The other side of the coin is that very often quantum leaps forward only occur when new technological options come in. Rituximab was a new technological option - for safe and efficient killing of B cells. It may be that we will not move forward until we have a safe and efficient plasma cell killing agent. But in malignant disease people found mixtures that worked just by systematic trial and error.

In the case of ME I have to say that I think this may be largely irrelevant because the suggestion that rituximab might be useful turned out to be wrong. Fluge and Mella did exactly the right experiment, which was well worth doing, but the result was negative. It would be reasonable to try a T cell depletion treatment like Campath or an interlocking 17 blocker in a few cases but it would not be without risk and at present I am not sure it would be ethical.

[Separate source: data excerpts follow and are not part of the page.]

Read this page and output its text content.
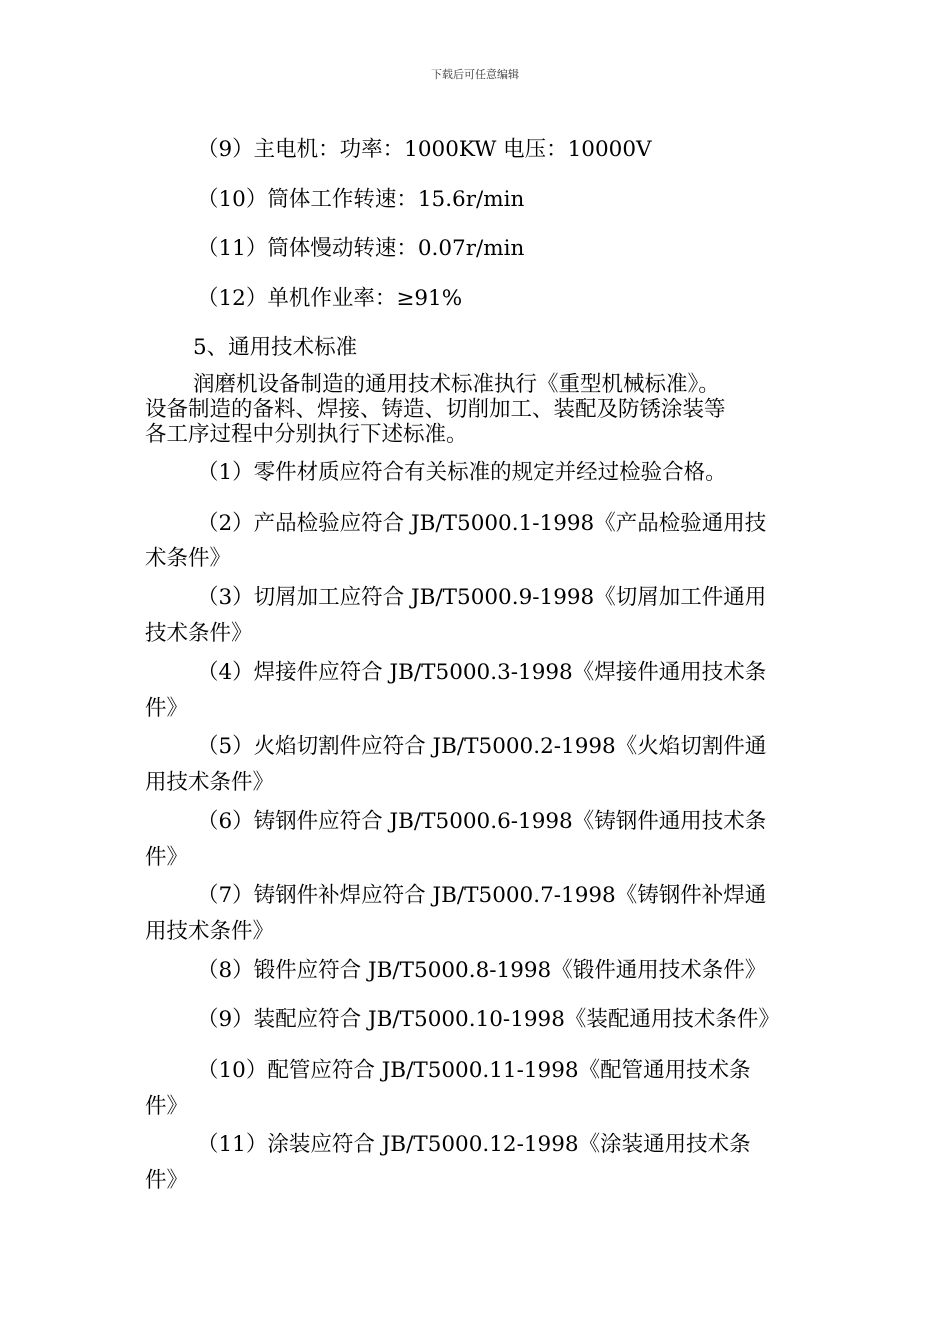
下载后可任意编辑
（9）主电机：功率：1000KW 电压：10000V
（10）筒体工作转速：15.6r/min
（11）筒体慢动转速：0.07r/min
（12）单机作业率：≥91%
5、通用技术标准
润磨机设备制造的通用技术标准执行《重型机械标准》。
设备制造的备料、焊接、铸造、切削加工、装配及防锈涂装等
各工序过程中分别执行下述标准。
（1）零件材质应符合有关标准的规定并经过检验合格。
（2）产品检验应符合 JB/T5000.1-1998《产品检验通用技
术条件》
（3）切屑加工应符合 JB/T5000.9-1998《切屑加工件通用
技术条件》
（4）焊接件应符合 JB/T5000.3-1998《焊接件通用技术条
件》
（5）火焰切割件应符合 JB/T5000.2-1998《火焰切割件通
用技术条件》
（6）铸钢件应符合 JB/T5000.6-1998《铸钢件通用技术条
件》
（7）铸钢件补焊应符合 JB/T5000.7-1998《铸钢件补焊通
用技术条件》
（8）锻件应符合 JB/T5000.8-1998《锻件通用技术条件》
（9）装配应符合 JB/T5000.10-1998《装配通用技术条件》
（10）配管应符合 JB/T5000.11-1998《配管通用技术条
件》
（11）涂装应符合 JB/T5000.12-1998《涂装通用技术条
件》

Thanks for explaining. I like your ability to call a spade a spade. It's refreshing.

 

[Sasha]

What should have happened in 2001 was a concerted attempt to use drug combinations to work out exactly what clones needed to be removed in conditions like rheumatoid arthritis or lupus or multiple sclerosis. This was not done partly because the drugs belonged to competing companies, partly because government agencies expected the drug companies to pay for all the work and therefore do the trials and partly because none of the drug companies actually wanted a curative treatment. They only wanted to sell as much drug as possible under patent and that meant long term usage, not cure.

Another part of the problem is that the general dumbing down of science has meant that even within academic immunology hardly anyone understood what research had already proven. People went on believing in theories from the 1960s, rehashed repeatedly to sound trendy. So nobody tried to set up the crucial studies. For instance there should have been studies in lupus deliberately trying to reduce immunoglobulin levels to zero for a short period. Nobody did these because they did not understand why that would be needed to test a particular line of attack. Trials where immunoglobulin levels fell were terminated.

This is both fascinating and horrific. Aren't there RA charities who should be clamouring for this work? And raising funds to pay for it? Do you have a sense of why they don't take action?

 

[Jonathan Edwards]

Do you have a sense of why they don't take action?

Because they are dumb, @Sasha. The sad reality is that most people in charge in science are dumb.